4.5. Data Types

OmniSciDB supports a variety of data types, including scalar types with an optional encoding and variable length types. The full list of data types is available on in OmniSciDB user facing documentation.

4.5.1. Scalar Types

Scalar types (e.g. INT, DOUBLE, DATE) are stored in compact buffers using the smallest possible size. E.g., the data buffer for an integer column would store each entry in a 4 byte “slot”, and the n`th entry could be found by incrementing the pointer to the start of the buffer by `n * 4 bytes.

4.5.2. Scalar Types with Encoding

OmniSciDB supports an optional encoding parameter for most scalar types. An encoding allows a type to be stored with fewer bytes than would otherwise be required, typically by limiting the range of the type.
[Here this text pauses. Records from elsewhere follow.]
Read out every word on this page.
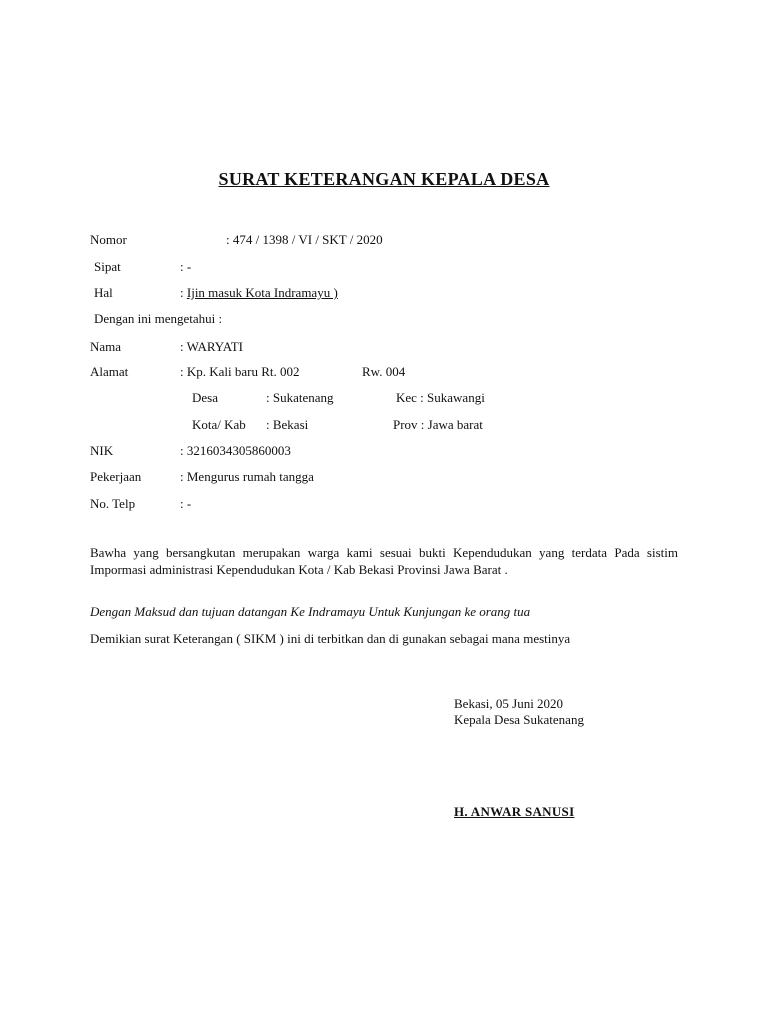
SURAT KETERANGAN KEPALA DESA
Nomor	: 474 / 1398 / VI / SKT / 2020
Sipat	: -
Hal	: Ijin masuk Kota Indramayu )
Dengan ini mengetahui :
Nama	: WARYATI
Alamat	: Kp. Kali baru Rt. 002	Rw. 004
Desa	: Sukatenang	Kec : Sukawangi
Kota/ Kab : Bekasi	Prov : Jawa barat
NIK	: 3216034305860003
Pekerjaan	: Mengurus rumah tangga
No. Telp	: -
Bawha yang bersangkutan merupakan warga kami sesuai bukti Kependudukan yang terdata Pada sistim Impormasi administrasi Kependudukan Kota / Kab Bekasi Provinsi Jawa Barat .
Dengan Maksud dan tujuan datangan Ke Indramayu Untuk Kunjungan ke orang tua
Demikian surat Keterangan ( SIKM ) ini di terbitkan dan di gunakan sebagai mana mestinya
Bekasi, 05 Juni 2020
Kepala Desa Sukatenang
H. ANWAR SANUSI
For example, DATE columns can be encoded in DAYS (instead of SECONDS, the default for the scalar DATE type) using the syntax DATE ENCODING DAYS(16) (note that in OmniSciDB DDL, while most types default to “none encoding” if no encoding is specified, DATE defaults to encoded in days using 32-bits). The encoded data is left in encoded form until it is read from the in-memory buffer for purposes of manipulation during a query. Thus, DATE ENCODING DAYS(16) will be converted on the fly from the number of days since the unix epoch in a 16-bit integer to the number of seconds since unix epoch in a 64-bit integer. The decoded value typically lives in a register and a decoded buffer is typically never created in main memory.

Note that we use the term encoding and not compression since the encoding is applied per-value, and not the entire buffer. An encoded buffer still supports random access without transformation of the entire buffer.

4.5.3. Variable Length Types

Variable length data types (arrays and none-encoded strings) consist of two buffers; an index buffer and a data buffer. The index buffer specifies an offset into the data buffer for the given row; that is, each row in the index buffer has a fixed size, whereas each row in the data buffer has a varying size. During query execution, the value from the index buffer for the given row is read first (since the index buffer supports random access without a scan), and then the varlen payload is loaded from the data buffer.